Reputation: 1071
I have a tibble and want to select only those columns that contain at least one value that matches a regular expression. It took me a while to figure out how to do this, so I'm sharing my solution here.
My use case: I want to select only those columns that include media filenames, from a tibble like the one below.

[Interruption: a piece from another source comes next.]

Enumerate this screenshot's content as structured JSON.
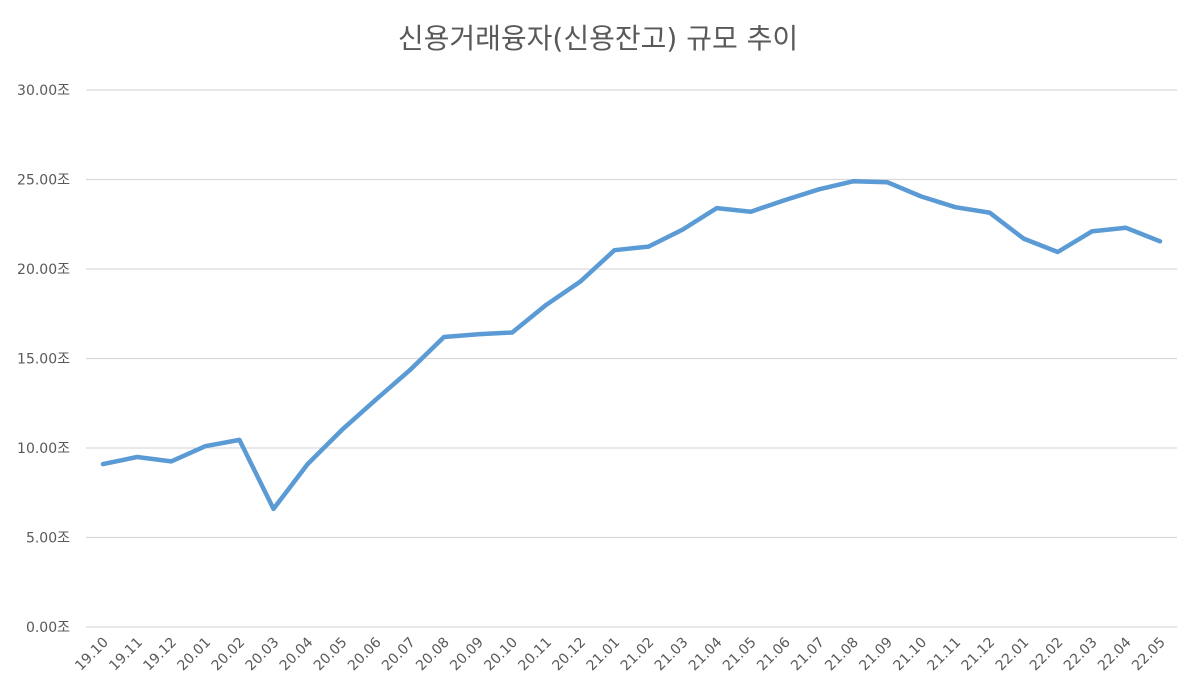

Importantly, I don't know ahead of time what columns the tibble consists of, and whether or not there are any columns that include media filenames.
condition | picture | sound | video | description |
---|---|---|---|---|
A | cat.png | meow.mp3 | cat.mp4 | A cat |
A | dog.png | woof.mp3 | dog.mp4 | A dog |
B | NA | NA | NA | NA |
B | bird.png | tjirp.mp3 | tjirp.mp4 | A bird |
R code to reproduce tibble:
dat = structure(list(condition = c("A", "A", "B", "B"), picture = c("cat.png",
"dog.png", NA, "bird.png"), sound = c("meow.mp3", "woof.mp3",
NA, "tjirp.mp3"), video = c("cat.mp4", "dog.mp4", NA, "tjirp.mp4"
), description = c("A cat", "A dog", NA, "A bird")), row.names = c(NA,
-4L), class = c("tbl_df", "tbl", "data.frame"))
Upvotes: 1
Views: 453
Reputation: 1071
Solution:
> dat %>% select_if(~any(grepl("\\.png|\\.mp3|\\.mp4", .)))
# A tibble: 4 x 3
picture sound video
<chr> <chr> <chr>
1 cat.png meow.mp3 cat.mp4
2 dog.png woof.mp3 dog.mp4
3 NA NA NA
4 bird.png tjirp.mp3 tjirp.mp4
Upvotes: 2